2. Global bourses see red
Global stocks are on the back foot for a third consecutive day this week, depressed by growing nervousness surrounding central bank policy and the recent spike in world bond yields.
Yesterday, Japan announced a fresh stimulus package that included +¥13.5T in fiscal measures. It’s a headline package that has disappointed Asian investors. Japanese equities are leading the way this week, pushed down nearly -2% overnight by the recent surge in Japanese government yields (10-year JGB’s near flat) and the strength of the yen (¥101.00).
Already in Europe, generally positive earnings releases from the financial sector pre-market are providing some support to the Eurostoxx, but are failing to lift the broader Euro indexes. Commodity and mining stocks are again weighing on the FTSE 100 – front month WTI contract maintains its stance below the psychological $40 a barrel handle.
Note, a loss for Dow industrials today would add to a string of seven straight losses, the longest losing streak in about a year.
Indices: Stoxx50 -0.2% at 2,903, FTSE -0.1% at 6,636, DAX -0.2% at 10,120, CAC-40 -0.6% at 4,303, IBEX-35 flat at 8,280, FTSE MIB +0.3% at 16,139, SMI -0.3% at 7,987, S&P 500 Futures -0.2%
3. Central Banks credibility test
Global sovereign yields are little changed today (US 10’s +1.533%, Gilt 10’s +0.80%, Bunds -0.40%), but still well up from their recent lows following the shakeout in debt markets globally since the BoJ’s policy meeting last week. Investors now turn their attention to the BoE rate decision tomorrow.
The aggressive back up in global yields suggests that investors are losing confidence in central bank's monetary policy. Is the multi-year ‘bull run’ in prices finally coming to an end? Just look at JGB’s, they have suffered the worst sell-off in over three-years as investors fear that the BoJ is running out of easing ammunition.
Bond bulls are now worried that the BoE might also under-deliver at its policy meeting tomorrow, and just like the BoJ, and put the onus on debt-funded government spending to support growth.
The BoE should cut rates, because not doing it would have an adverse effect on its credibility. But where does sterling go to from here? Record ‘short’ positions would indicate that the pound (£1.3362) would have difficulties depreciating if Carney does not go deep enough.
Crude prices looked to be gathering a head of steam in early Asia trade on the prospect of a drawdown in US crude stockpiles, but not so fast, prices continue to gravitate to their three-month lows on a global supply glut.
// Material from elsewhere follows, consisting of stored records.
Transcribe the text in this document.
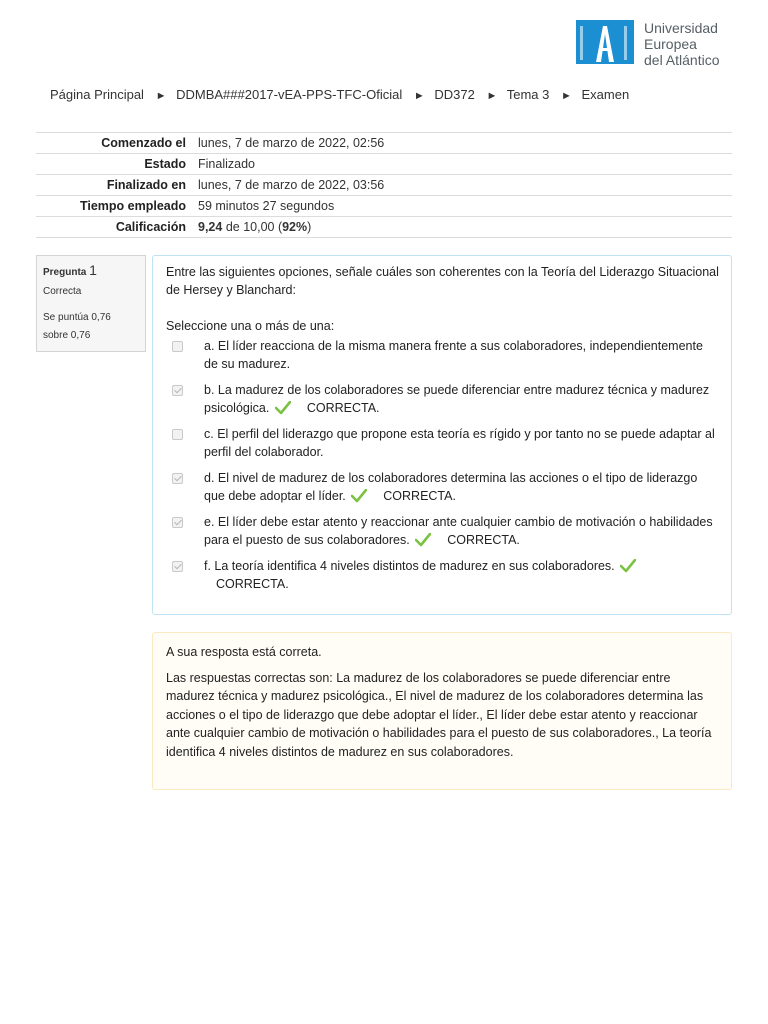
Universidad
Europea
del Atlántico
Página Principal ► DDMBA###2017-vEA-PPS-TFC-Oficial ► DD372 ► Tema 3 ► Examen
Comenzado el	lunes, 7 de marzo de 2022, 02:56
Estado	Finalizado
Finalizado en	lunes, 7 de marzo de 2022, 03:56
Tiempo empleado	59 minutos 27 segundos
Calificación	9,24 de 10,00 (92%)
Pregunta 1
Correcta
Se puntúa 0,76
sobre 0,76

Entre las siguientes opciones, señale cuáles son coherentes con la Teoría del Liderazgo Situacional de Hersey y Blanchard:

Seleccione una o más de una:
a. El líder reacciona de la misma manera frente a sus colaboradores, independientemente de su madurez.
b. La madurez de los colaboradores se puede diferenciar entre madurez técnica y madurez psicológica.	CORRECTA.
c. El perfil del liderazgo que propone esta teoría es rígido y por tanto no se puede adaptar al perfil del colaborador.
d. El nivel de madurez de los colaboradores determina las acciones o el tipo de liderazgo que debe adoptar el líder.	CORRECTA.
e. El líder debe estar atento y reaccionar ante cualquier cambio de motivación o habilidades para el puesto de sus colaboradores.	CORRECTA.
f. La teoría identifica 4 niveles distintos de madurez en sus colaboradores. CORRECTA.
A sua resposta está correta.
Las respuestas correctas son: La madurez de los colaboradores se puede diferenciar entre madurez técnica y madurez psicológica., El nivel de madurez de los colaboradores determina las acciones o el tipo de liderazgo que debe adoptar el líder., El líder debe estar atento y reaccionar ante cualquier cambio de motivación o habilidades para el puesto de sus colaboradores., La teoría identifica 4 niveles distintos de madurez en sus colaboradores.
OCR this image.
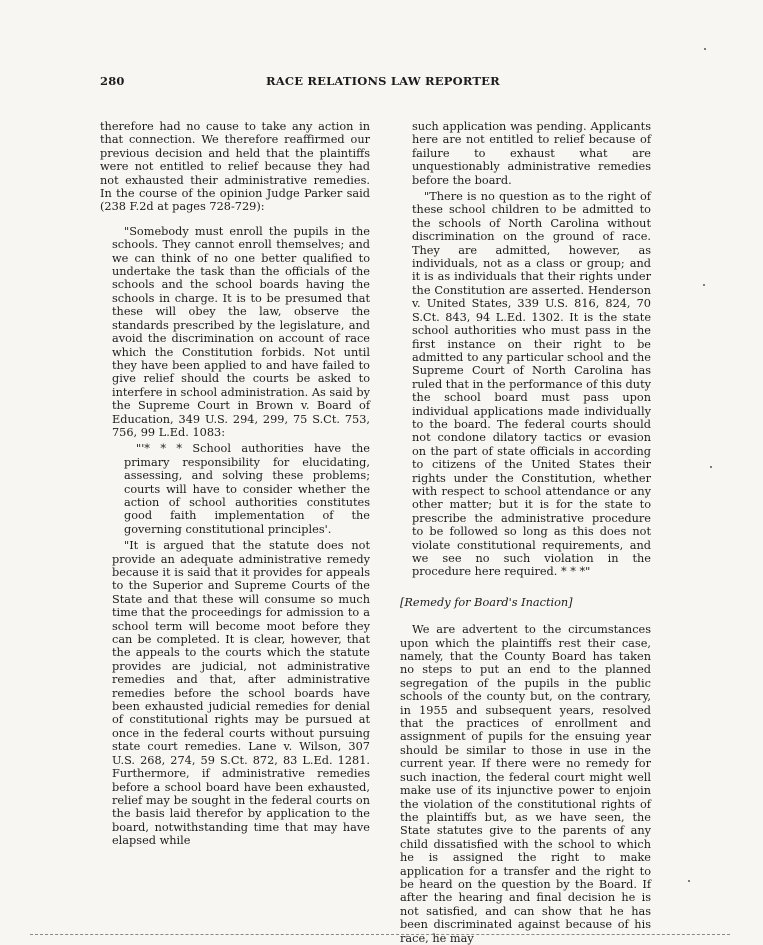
280	RACE RELATIONS LAW REPORTER

therefore had no cause to take any action in that connection. We therefore reaffirmed our previous decision and held that the plaintiffs were not entitled to relief because they had not exhausted their administrative remedies. In the course of the opinion Judge Parker said (238 F.2d at pages 728-729):

"Somebody must enroll the pupils in the schools. They cannot enroll themselves; and we can think of no one better qualified to undertake the task than the officials of the schools and the school boards having the schools in charge. It is to be presumed that these will obey the law, observe the standards prescribed by the legislature, and avoid the discrimination on account of race which the Constitution forbids. Not until they have been applied to and have failed to give relief should the courts be asked to interfere in school administration. As said by the Supreme Court in Brown v. Board of Education, 349 U.S. 294, 299, 75 S.Ct. 753, 756, 99 L.Ed. 1083:

"'* * * School authorities have the primary responsibility for elucidating, assessing, and solving these problems; courts will have to consider whether the action of school authorities constitutes good faith implementation of the governing constitutional principles'.

"It is argued that the statute does not provide an adequate administrative remedy because it is said that it provides for appeals to the Superior and Supreme Courts of the State and that these will consume so much time that the proceedings for admission to a school term will become moot before they can be completed. It is clear, however, that the appeals to the courts which the statute provides are judicial, not administrative remedies and that, after administrative remedies before the school boards have been exhausted judicial remedies for denial of constitutional rights may be pursued at once in the federal courts without pursuing state court remedies. Lane v. Wilson, 307 U.S. 268, 274, 59 S.Ct. 872, 83 L.Ed. 1281. Furthermore, if administrative remedies before a school board have been exhausted, relief may be sought in the federal courts on the basis laid therefor by application to the board, notwithstanding time that may have elapsed while

such application was pending. Applicants here are not entitled to relief because of failure to exhaust what are unquestionably administrative remedies before the board.

"There is no question as to the right of these school children to be admitted to the schools of North Carolina without discrimination on the ground of race. They are admitted, however, as individuals, not as a class or group; and it is as individuals that their rights under the Constitution are asserted. Henderson v. United States, 339 U.S. 816, 824, 70 S.Ct. 843, 94 L.Ed. 1302. It is the state school authorities who must pass in the first instance on their right to be admitted to any particular school and the Supreme Court of North Carolina has ruled that in the performance of this duty the school board must pass upon individual applications made individually to the board. The federal courts should not condone dilatory tactics or evasion on the part of state officials in according to citizens of the United States their rights under the Constitution, whether with respect to school attendance or any other matter; but it is for the state to prescribe the administrative procedure to be followed so long as this does not violate constitutional requirements, and we see no such violation in the procedure here required. * * *"

[Remedy for Board's Inaction]

We are advertent to the circumstances upon which the plaintiffs rest their case, namely, that the County Board has taken no steps to put an end to the planned segregation of the pupils in the public schools of the county but, on the contrary, in 1955 and subsequent years, resolved that the practices of enrollment and assignment of pupils for the ensuing year should be similar to those in use in the current year. If there were no remedy for such inaction, the federal court might well make use of its injunctive power to enjoin the violation of the constitutional rights of the plaintiffs but, as we have seen, the State statutes give to the parents of any child dissatisfied with the school to which he is assigned the right to make application for a transfer and the right to be heard on the question by the Board. If after the hearing and final decision he is not satisfied, and can show that he has been discriminated against because of his race, he may
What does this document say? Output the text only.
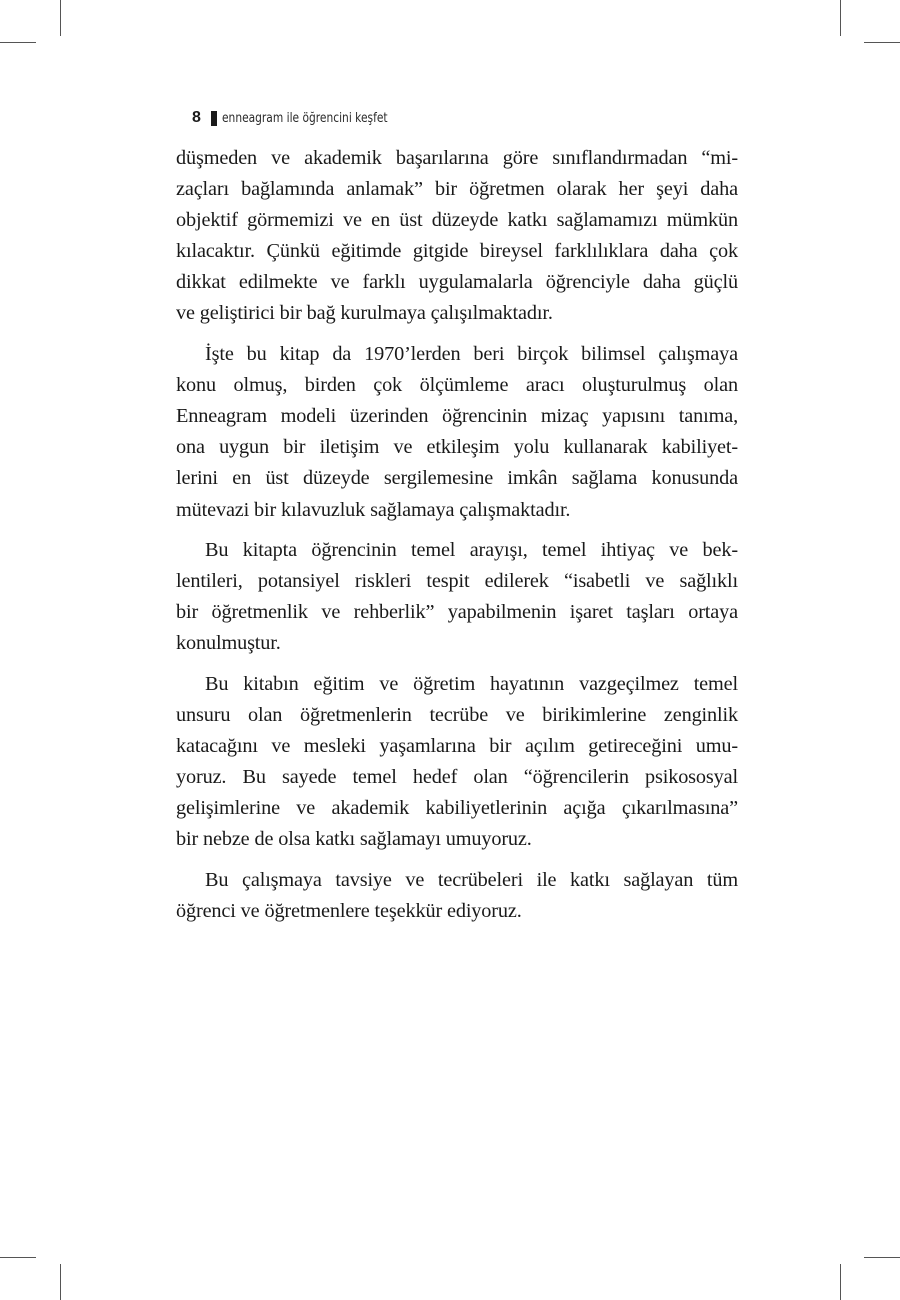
8 enneagram ile öğrencini keşfet

düşmeden ve akademik başarılarına göre sınıflandırmadan “mi-
zaçları bağlamında anlamak” bir öğretmen olarak her şeyi daha
objektif görmemizi ve en üst düzeyde katkı sağlamamızı mümkün
kılacaktır. Çünkü eğitimde gitgide bireysel farklılıklara daha çok
dikkat edilmekte ve farklı uygulamalarla öğrenciyle daha güçlü
ve geliştirici bir bağ kurulmaya çalışılmaktadır.

İşte bu kitap da 1970’lerden beri birçok bilimsel çalışmaya
konu olmuş, birden çok ölçümleme aracı oluşturulmuş olan
Enneagram modeli üzerinden öğrencinin mizaç yapısını tanıma,
ona uygun bir iletişim ve etkileşim yolu kullanarak kabiliyet-
lerini en üst düzeyde sergilemesine imkân sağlama konusunda
mütevazi bir kılavuzluk sağlamaya çalışmaktadır.

Bu kitapta öğrencinin temel arayışı, temel ihtiyaç ve bek-
lentileri, potansiyel riskleri tespit edilerek “isabetli ve sağlıklı
bir öğretmenlik ve rehberlik” yapabilmenin işaret taşları ortaya
konulmuştur.

Bu kitabın eğitim ve öğretim hayatının vazgeçilmez temel
unsuru olan öğretmenlerin tecrübe ve birikimlerine zenginlik
katacağını ve mesleki yaşamlarına bir açılım getireceğini umu-
yoruz. Bu sayede temel hedef olan “öğrencilerin psikososyal
gelişimlerine ve akademik kabiliyetlerinin açığa çıkarılmasına”
bir nebze de olsa katkı sağlamayı umuyoruz.

Bu çalışmaya tavsiye ve tecrübeleri ile katkı sağlayan tüm
öğrenci ve öğretmenlere teşekkür ediyoruz.
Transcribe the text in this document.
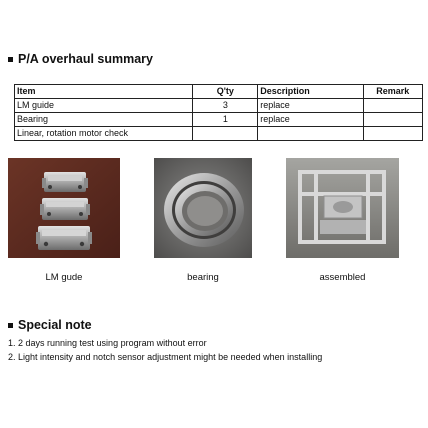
P/A overhaul summary
Item	Q'ty	Description	Remark
LM guide	3	replace	
Bearing	1	replace	
Linear, rotation motor check			
LM gude	bearing	assembled
Special note
1. 2 days running test using program without error
2. Light intensity and notch sensor adjustment might be needed when installing
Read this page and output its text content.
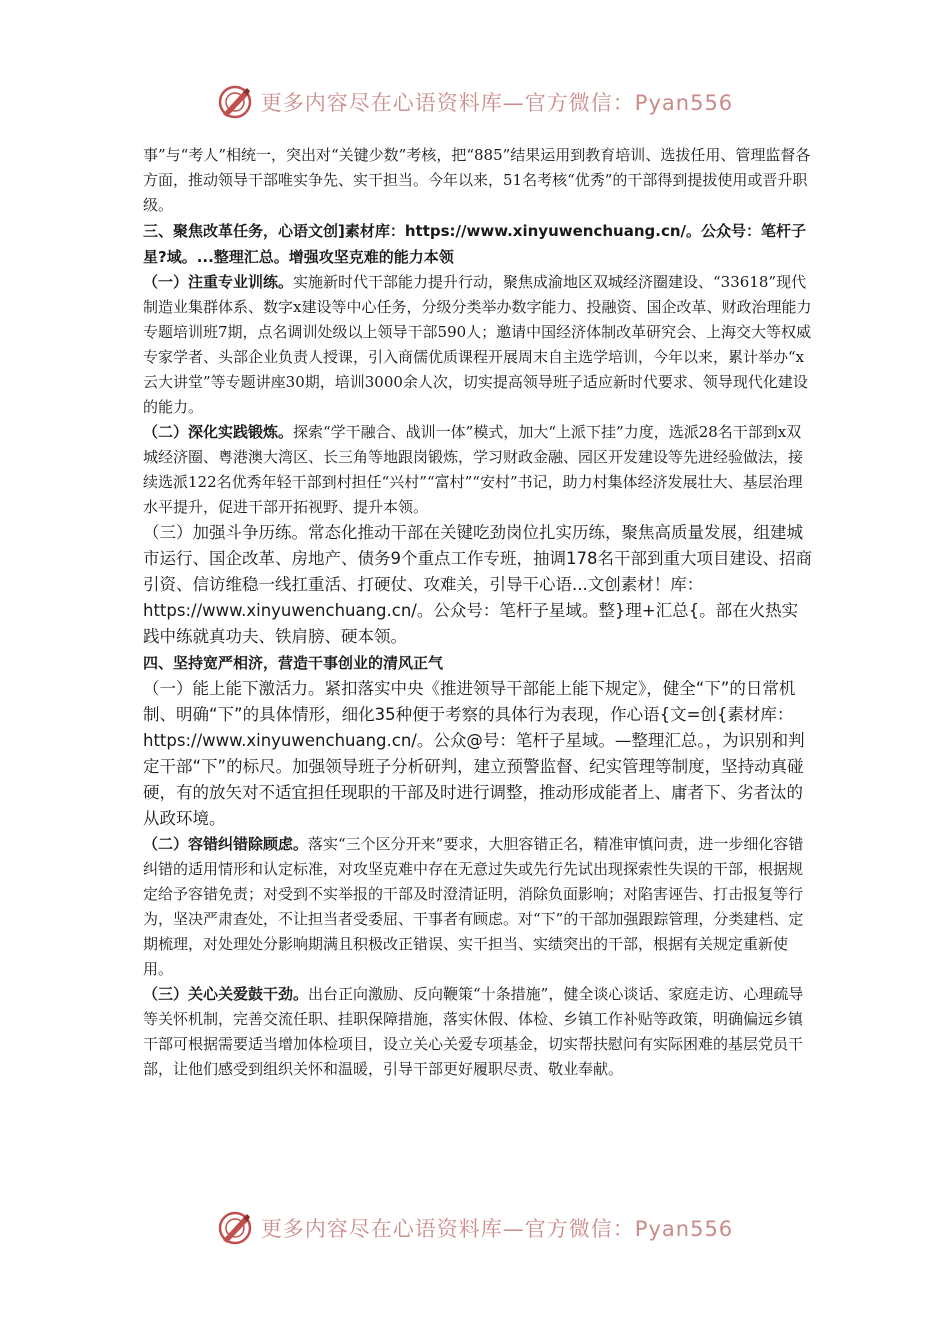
更多内容尽在心语资料库—官方微信：Pyan556

事”与“考人”相统一，突出对“关键少数”考核，把“885”结果运用到教育培训、选拔任用、管理监督各方面，推动领导干部唯实争先、实干担当。今年以来，51名考核“优秀”的干部得到提拔使用或晋升职级。

三、聚焦改革任务，心语文创]素材库：https://www.xinyuwenchuang.cn/。公众号：笔杆子星?域。...整理汇总。增强攻坚克难的能力本领

（一）注重专业训练。实施新时代干部能力提升行动，聚焦成渝地区双城经济圈建设、“33618”现代制造业集群体系、数字x建设等中心任务，分级分类举办数字能力、投融资、国企改革、财政治理能力专题培训班7期，点名调训处级以上领导干部590人；邀请中国经济体制改革研究会、上海交大等权威专家学者、头部企业负责人授课，引入商儒优质课程开展周末自主选学培训，今年以来，累计举办“x云大讲堂”等专题讲座30期，培训3000余人次，切实提高领导班子适应新时代要求、领导现代化建设的能力。

（二）深化实践锻炼。探索“学干融合、战训一体”模式，加大“上派下挂”力度，选派28名干部到x双城经济圈、粤港澳大湾区、长三角等地跟岗锻炼，学习财政金融、园区开发建设等先进经验做法，接续选派122名优秀年轻干部到村担任“兴村”“富村”“安村”书记，助力村集体经济发展壮大、基层治理水平提升，促进干部开拓视野、提升本领。

（三）加强斗争历练。常态化推动干部在关键吃劲岗位扎实历练，聚焦高质量发展，组建城市运行、国企改革、房地产、债务9个重点工作专班，抽调178名干部到重大项目建设、招商引资、信访维稳一线扛重活、打硬仗、攻难关，引导干心语...文创素材！库：https://www.xinyuwenchuang.cn/。公众号：笔杆子星域。整}理+汇总{。部在火热实践中练就真功夫、铁肩膀、硬本领。

四、坚持宽严相济，营造干事创业的清风正气

（一）能上能下激活力。紧扣落实中央《推进领导干部能上能下规定》，健全“下”的日常机制、明确“下”的具体情形，细化35种便于考察的具体行为表现，作心语{文=创{素材库：https://www.xinyuwenchuang.cn/。公众@号：笔杆子星域。—整理汇总。，为识别和判定干部“下”的标尺。加强领导班子分析研判，建立预警监督、纪实管理等制度，坚持动真碰硬，有的放矢对不适宜担任现职的干部及时进行调整，推动形成能者上、庸者下、劣者汰的从政环境。

（二）容错纠错除顾虑。落实“三个区分开来”要求，大胆容错正名，精准审慎问责，进一步细化容错纠错的适用情形和认定标准，对攻坚克难中存在无意过失或先行先试出现探索性失误的干部，根据规定给予容错免责；对受到不实举报的干部及时澄清证明，消除负面影响；对陷害诬告、打击报复等行为，坚决严肃查处，不让担当者受委屈、干事者有顾虑。对“下”的干部加强跟踪管理，分类建档、定期梳理，对处理处分影响期满且积极改正错误、实干担当、实绩突出的干部，根据有关规定重新使用。

（三）关心关爱鼓干劲。出台正向激励、反向鞭策“十条措施”，健全谈心谈话、家庭走访、心理疏导等关怀机制，完善交流任职、挂职保障措施，落实休假、体检、乡镇工作补贴等政策，明确偏远乡镇干部可根据需要适当增加体检项目，设立关心关爱专项基金，切实帮扶慰问有实际困难的基层党员干部，让他们感受到组织关怀和温暖，引导干部更好履职尽责、敬业奉献。

更多内容尽在心语资料库—官方微信：Pyan556
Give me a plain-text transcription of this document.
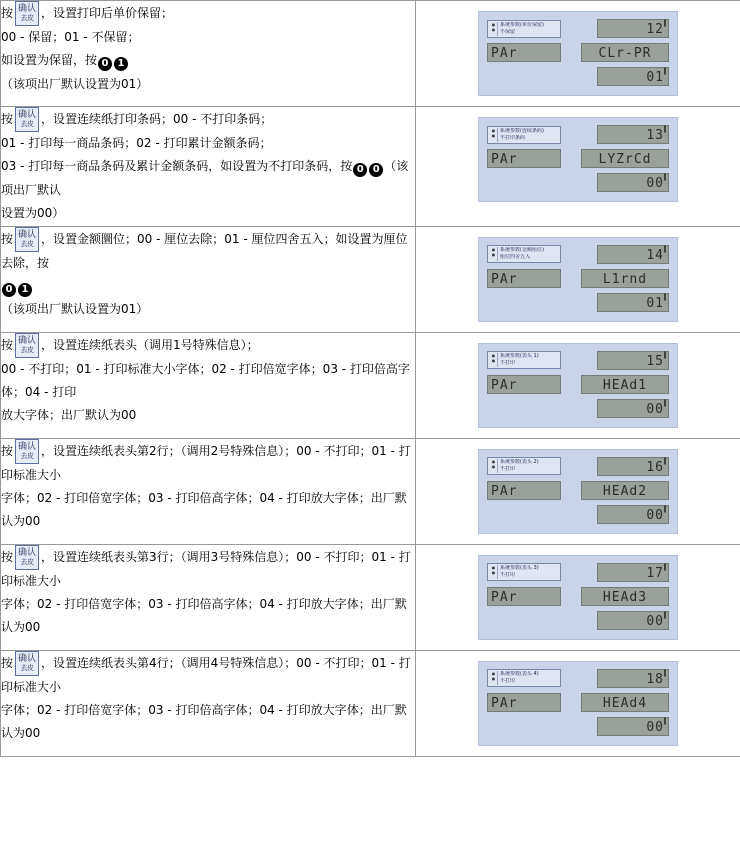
按 确认
去皮 ，设置打印后单价保留；
00 - 保留；01 - 不保留；
如设置为保留，按 0 1
（该项出厂默认设置为01）

●
●
系统参数(单价保留)
不保留	12
▐
PAr	CLr-PR
01
▐

按 确认
去皮 ，设置连续纸打印条码；00 - 不打印条码；
01 - 打印每一商品条码；02 - 打印累计金额条码；
03 - 打印每一商品条码及累计金额条码，如设置为不打印条码，按 0 0 （该项出厂默认
设置为00）

●
●
系统参数(连续条码)
不打印条码	13
▐
PAr	LYZrCd
00
▐

按 确认
去皮 ，设置金额圜位；00 - 厘位去除；01 - 厘位四舍五入；如设置为厘位去除，按
0 1
（该项出厂默认设置为01）

●
●
系统参数(金额厘位)
厘位四舍五入	14
▐
PAr	L1rnd
01
▐

按 确认
去皮 ，设置连续纸表头（调用1号特殊信息）；
00 - 不打印；01 - 打印标准大小字体；02 - 打印倍宽字体；03 - 打印倍高字体；04 - 打印
放大字体；出厂默认为00

●
●
系统参数(表头 1)
不打印	15
▐
PAr	HEAd1
00
▐

按 确认
去皮 ，设置连续纸表头第2行；（调用2号特殊信息）；00 - 不打印；01 - 打印标准大小
字体；02 - 打印倍宽字体；03 - 打印倍高字体；04 - 打印放大字体；出厂默认为00

●
●
系统参数(表头 2)
不打印	16
▐
PAr	HEAd2
00
▐

按 确认
去皮 ，设置连续纸表头第3行；（调用3号特殊信息）；00 - 不打印；01 - 打印标准大小
字体；02 - 打印倍宽字体；03 - 打印倍高字体；04 - 打印放大字体；出厂默认为00

●
●
系统参数(表头 3)
不打印	17
▐
PAr	HEAd3
00
▐

按 确认
去皮 ，设置连续纸表头第4行；（调用4号特殊信息）；00 - 不打印；01 - 打印标准大小
字体；02 - 打印倍宽字体；03 - 打印倍高字体；04 - 打印放大字体；出厂默认为00

●
●
系统参数(表头 4)
不打印	18
▐
PAr	HEAd4
00
▐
Brent crude has rallied +$0.26 to $42.07 a barrel, while WTI has gained +$0.34 to $39.74.
Week to date, US oil prices have fallen -5.15%, as domestic stocks of gasoline have been usually high for this time of the year. Investors will look towards today’s EIA report (10:30 EDT) for market direction. The release is expected to show a small decline in inventories (-1.6m), but after last week’s build broke a run of nine consecutive weekly falls, a similar result would be bearish for crude prices.
5. Fed speaker and US data to dominate proceedings
Chicago Fed President Charles Evans is expected to speak to news outlets at 1 p.m. EDT.
This morning’s ADP data could offer some insight into last month's labor market performance – the reading of “private sector” hiring in July is due at 8:15 a.m. EDT. Market consensus estimates an addition of +170k jobs.
At 9:45 a.m. EDT, Markit will release its final reading on activity in the services sector in July. The preliminary reading showed the PMI print a five-month low of 50.9. The ISM services sector index is due at 10 a.m. EDT – consensus expects a reading of 56.